Supporting Cain, GOP base evokes Thomas hearings

By Shannon Mccaffrey

Associated Press

Published: Tuesday, Nov. 1 2011 5:39 a.m. MDT

Women's rights groups expressed frustration that, 20 years after the Thomas hearings, sexual harassment complaints had again been reduced to a partisan fight.

Erin Matson, a vice president for the National Organization for Women, said the women in question should be given the benefit of the doubt.

"It is deeply insulting that this is being called political," Matson said. "Sexual harassment allegations are always about a woman who is simply trying to go to work."

Still, for some the desire to oust Obama could trump most anything else.

Sonia Conte, a 73-year-old retired accountant from Akron, Ohio, said the allegations about Cain don't change her opinion of him: She is concerned that he has little governing experience and prefers former Massachusetts Gov. Mitt Romney.

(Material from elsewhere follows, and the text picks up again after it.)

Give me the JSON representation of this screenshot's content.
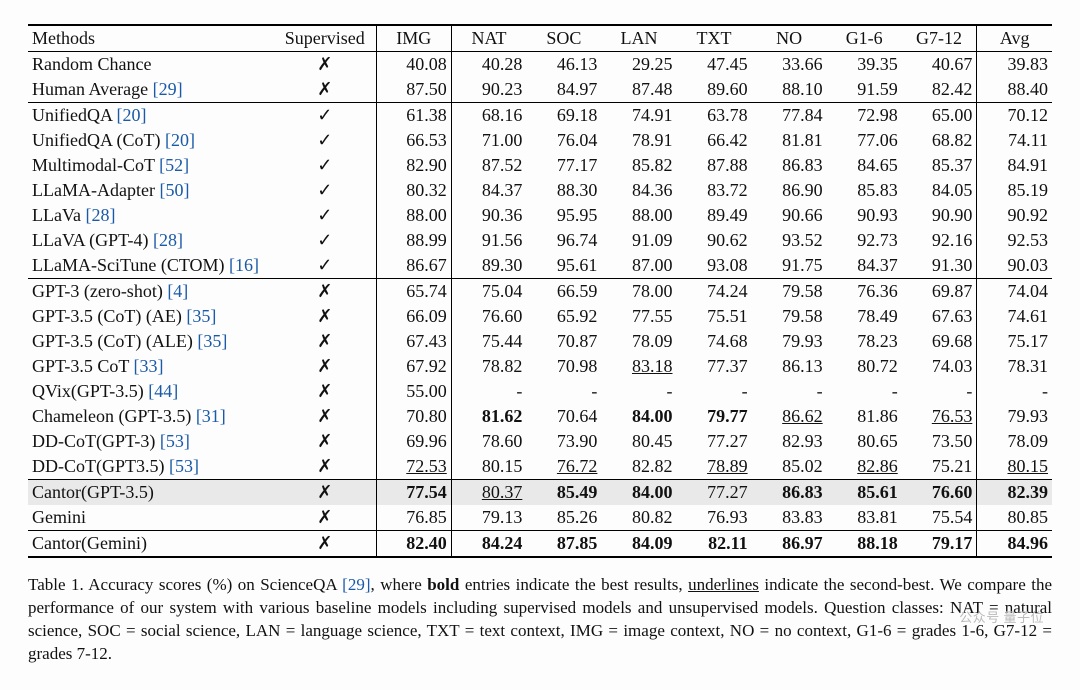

"But I'd still rather vote for Herman Cain than Barack Obama," said Conte, a registered Democrat. Obama, she said, mishandled the economy and the end of the Iraq war. "Anybody but Obama."

Cain acknowledged the charges could harm his campaign at a critical juncture.

"Obviously, some people are going to be turned off by this cloud that someone wanted to put over my campaign," he said. "But a lot of people aren't going to be turned off. We'll just have to wait and see what happens."